Moroccan Carrot Salad

Nutrition
Calories: 275 kcalCarbohydrates: 14 gProtein: 10 gFat: 38 gSaturated Fat: 15 gSodium: 90 mgFiber: 10 gSugar: 12 gVitamin A: 141.2 IUCalcium: 30 mgIron: 13 mg
Ingredients
- 2 whole bay leaf s
- 16 oz carrot sliced 1/8 inch thick
- 1 cup white wine vinegar
- 1 cup oil
- 1/3 whole Garlic clove chopped
- 1 tbsp minced onion
- 1 tbsp minced parsley
- 1 tbsp minced cilantro
- 1 tablespoon ground cumin
- 1-1/2 tsp paprika
- 1/4 tsp ground ginger
- 1 tbsp tomato paste
- 1 dash salt or to taste
- 1 dash black pepper or to taste
Instructions
- Bring 4 cups salted water and the bay leaves to a boil in a large saucepan over high heat.
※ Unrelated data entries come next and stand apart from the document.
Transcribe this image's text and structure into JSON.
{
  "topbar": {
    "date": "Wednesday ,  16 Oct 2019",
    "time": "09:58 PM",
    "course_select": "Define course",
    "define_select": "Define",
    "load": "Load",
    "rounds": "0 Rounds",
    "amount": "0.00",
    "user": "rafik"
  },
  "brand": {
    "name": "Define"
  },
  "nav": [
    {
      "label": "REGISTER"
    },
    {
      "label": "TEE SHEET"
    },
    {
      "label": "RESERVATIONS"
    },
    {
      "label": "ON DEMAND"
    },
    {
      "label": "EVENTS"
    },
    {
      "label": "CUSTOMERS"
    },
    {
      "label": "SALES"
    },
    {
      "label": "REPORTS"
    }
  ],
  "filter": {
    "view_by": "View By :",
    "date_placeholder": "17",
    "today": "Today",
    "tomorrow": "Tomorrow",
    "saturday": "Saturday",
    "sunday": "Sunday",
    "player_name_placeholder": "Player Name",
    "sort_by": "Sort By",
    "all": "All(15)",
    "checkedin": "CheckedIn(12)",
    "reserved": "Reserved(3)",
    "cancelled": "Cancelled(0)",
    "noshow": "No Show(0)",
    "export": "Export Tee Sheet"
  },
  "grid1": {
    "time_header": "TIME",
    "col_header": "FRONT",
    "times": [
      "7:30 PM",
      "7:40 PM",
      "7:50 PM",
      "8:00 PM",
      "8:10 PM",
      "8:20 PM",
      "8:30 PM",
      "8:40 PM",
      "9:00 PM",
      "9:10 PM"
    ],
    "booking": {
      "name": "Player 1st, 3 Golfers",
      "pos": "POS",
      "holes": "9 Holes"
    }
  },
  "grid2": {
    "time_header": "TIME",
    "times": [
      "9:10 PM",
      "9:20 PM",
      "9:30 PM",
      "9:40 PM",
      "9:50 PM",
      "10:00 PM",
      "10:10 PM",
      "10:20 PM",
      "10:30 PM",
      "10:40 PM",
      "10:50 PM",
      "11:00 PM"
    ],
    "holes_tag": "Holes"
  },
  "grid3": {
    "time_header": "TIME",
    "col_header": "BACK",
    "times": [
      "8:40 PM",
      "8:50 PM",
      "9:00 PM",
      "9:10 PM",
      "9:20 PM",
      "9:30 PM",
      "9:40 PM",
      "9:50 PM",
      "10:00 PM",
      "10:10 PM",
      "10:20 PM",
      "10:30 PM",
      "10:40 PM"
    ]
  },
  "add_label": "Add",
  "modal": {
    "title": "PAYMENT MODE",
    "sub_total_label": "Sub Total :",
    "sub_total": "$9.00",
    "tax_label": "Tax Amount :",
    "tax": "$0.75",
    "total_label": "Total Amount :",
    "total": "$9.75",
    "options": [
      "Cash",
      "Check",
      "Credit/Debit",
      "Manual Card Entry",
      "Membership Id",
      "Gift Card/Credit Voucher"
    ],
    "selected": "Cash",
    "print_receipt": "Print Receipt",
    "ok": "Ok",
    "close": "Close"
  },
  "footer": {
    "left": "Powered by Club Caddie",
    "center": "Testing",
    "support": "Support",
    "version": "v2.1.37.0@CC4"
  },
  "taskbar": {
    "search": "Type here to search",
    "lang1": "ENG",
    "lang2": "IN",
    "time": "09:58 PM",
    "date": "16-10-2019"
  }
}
Add the carrots, return to a boil, then remove from heat. Drain the carrots, rinse them with cold water, and transfer to a serving dish.
- Combine the vinegar, oil, garlic, onion, parsley, cilantro, cumin, paprika, ginger, and tomato paste in a food processor or blender and blend. Gently stir the mixture into the carrots.
- Season with salt and pepper and marinate in the refrigerator for 1 hour.